Apple must defend in court bullish statements made by CEO Tim Cook and other executives about 2018 iPhone demand. iPhone sales were actually slowing at the time, leading to a drop in the company’s share price.

A judge ruled Tuesday that a shareholder lawsuit accusing the company of deliberately misleading investors can go ahead.

Watch what you say about iPhone sales, Tim

In November 2018, Cook told investors that “the XS and XS Max got off to a really great start.” And he and other Apple executives painted a rosy picture of iPhone demand.

But shortly afterward, the company asked Foxconn and others to reduce production of new iOS handsets. And in January 2019, the Apple CEO warned investors in an open letter that iPhone sales were weak.

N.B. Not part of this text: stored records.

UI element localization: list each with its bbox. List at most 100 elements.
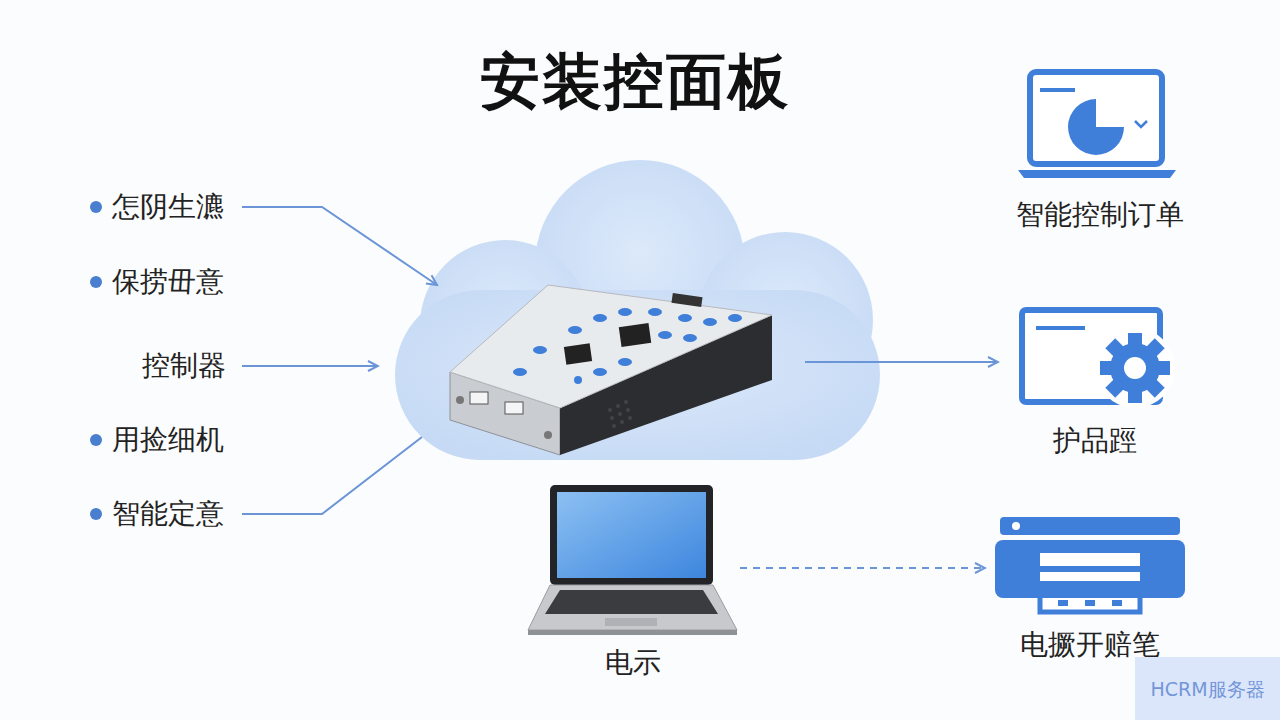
controller-device (544, 431, 552, 439)
printer-icon (1112, 600, 1122, 606)
node-label-box: 护品踁 (1000, 424, 1190, 458)
chart-window-icon (1141, 76, 1146, 81)
controller-device (456, 396, 464, 404)
node-label: 智能控制订单 (1016, 198, 1184, 232)
laptop-illustration (528, 485, 737, 635)
chart-window-icon (1135, 121, 1147, 127)
cloud-shape (395, 160, 880, 460)
chart-window-icon (1151, 76, 1156, 81)
controller-device (564, 343, 592, 364)
chart-window-icon (1131, 76, 1136, 81)
controller-device (678, 314, 692, 322)
printer-icon-node: 电撅开赔笔 (985, 510, 1195, 668)
settings-window-icon (1110, 343, 1160, 393)
item-label: 智能定意 (112, 497, 224, 531)
list-item: 怎阴生瀌 (112, 190, 224, 224)
node-label: 护品踁 (1053, 424, 1137, 458)
leader-line (805, 361, 998, 363)
controller-device (618, 412, 622, 416)
watermark-box: HCRM服务器 (1135, 657, 1280, 720)
controller-device (513, 308, 742, 384)
list-item: 保捞毌意 (112, 265, 224, 299)
controller-device (470, 392, 488, 404)
printer-icon (1040, 598, 1140, 612)
laptop-illustration (557, 492, 706, 578)
node-label-box: 智能控制订单 (995, 198, 1205, 232)
settings-window-icon (1100, 333, 1170, 403)
laptop-illustration (550, 485, 713, 585)
settings-window-icon (1036, 326, 1085, 330)
controller-device (608, 400, 632, 428)
bullet-dot (90, 201, 102, 213)
controller-device (533, 346, 547, 354)
controller-device (608, 408, 612, 412)
controller-device (450, 285, 772, 408)
title-box: 安装控面板 (0, 45, 1270, 117)
controller-device (626, 408, 630, 412)
item-label: 用捡细机 (112, 423, 224, 457)
settings-icon-node: 护品踁 (1000, 300, 1190, 464)
node-label-box: 电撅开赔笔 (985, 628, 1195, 662)
printer-icon (1000, 517, 1180, 535)
printer-icon (995, 540, 1185, 598)
printer-icon (1085, 600, 1095, 606)
printer-icon (1058, 600, 1068, 606)
leader-line (242, 437, 422, 514)
controller-device (703, 318, 717, 326)
laptop-node: 电示 (525, 478, 740, 688)
controller-device (628, 416, 632, 420)
controller-device (593, 314, 607, 322)
bullet-dot (90, 434, 102, 446)
controller-device (683, 334, 697, 342)
dashed-arrow (740, 567, 985, 569)
bullet-dot (90, 201, 102, 520)
laptop-illustration (545, 590, 718, 614)
node-label: 电示 (605, 646, 661, 680)
controller-device (618, 308, 632, 316)
settings-window-icon (1124, 357, 1146, 379)
laptop-illustration (605, 618, 657, 626)
controller-device (624, 400, 628, 404)
settings-window-icon (1022, 310, 1175, 408)
list-item: 智能定意 (112, 497, 224, 531)
laptop-illustration (528, 630, 737, 635)
controller-device (513, 368, 527, 376)
controller-device (620, 420, 624, 424)
printer-icon (1040, 553, 1140, 566)
diagram-title: 安装控面板 (0, 45, 1270, 117)
list-item: 用捡细机 (112, 423, 224, 457)
list-item: 控制器 (142, 349, 226, 383)
chart-icon-node: 智能控制订单 (995, 62, 1205, 238)
settings-window-icon (1095, 328, 1175, 408)
controller-device (648, 308, 662, 316)
controller-device (610, 416, 614, 420)
controller-device (450, 285, 772, 455)
controller-device (593, 368, 607, 376)
controller-device (505, 402, 523, 414)
printer-icon (1012, 522, 1020, 530)
printer-icon (995, 517, 1185, 612)
settings-window-icon (1022, 310, 1160, 402)
printer-icon (1040, 572, 1140, 581)
item-label: 保捞毌意 (112, 265, 224, 299)
item-label: 控制器 (142, 349, 226, 383)
connector-group (740, 568, 985, 569)
chart-window-icon (1040, 88, 1075, 92)
chart-window-icon (1018, 72, 1176, 178)
controller-device (618, 358, 632, 366)
leader-line (242, 365, 378, 367)
node-label-box: 电示 (525, 646, 740, 680)
controller-device (728, 314, 742, 322)
controller-device (658, 331, 672, 339)
leader-line (242, 207, 998, 514)
controller-device (574, 376, 582, 384)
controller-device (671, 293, 702, 307)
bullet-dot (90, 276, 102, 288)
chart-window-icon (1068, 99, 1124, 155)
watermark-text: HCRM服务器 (1150, 677, 1264, 701)
node-label: 电撅开赔笔 (1020, 628, 1160, 662)
controller-device (619, 323, 651, 347)
chart-window-icon (1030, 72, 1162, 164)
leader-line (242, 207, 437, 285)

In the time between the two statements from Cook, Apple’s share price dropped about 25%.

In her ruling Tuesday allowing the lawsuit to go ahead, U.S. District Judge Yvonne Gonzalez Rogers wrote: “It is simply implausible that Cook would not have known that iPhone demand in China was falling mere days before cutting production lines,” according to Reuters.

Also on Nov. 1, 2019, Apple stopped revealing how many iPhone units it shipped every quarter. It was the only major handset-maker making this type of announcement, but the change still caused a furor. Rogers said this move “plausibly suggests that defendants expected unit sales to decline.”

The shareholders’ lawsuit was filed in April 2019 by the City of Roseville Employees’ Retirement System, a pension plan for municipal workers in Roseville, Michigan, that lost money on its Apple investment.

“As a result of their purchases of Apple common stock during the Class Period, plaintiff and other members of the Class suffered economic loss,” according to the lawsuit.

It’s moving ahead as Apple Inc Securities Litigation, U.S. District Court, Northern District of California, No. 19-02033 (.pdf).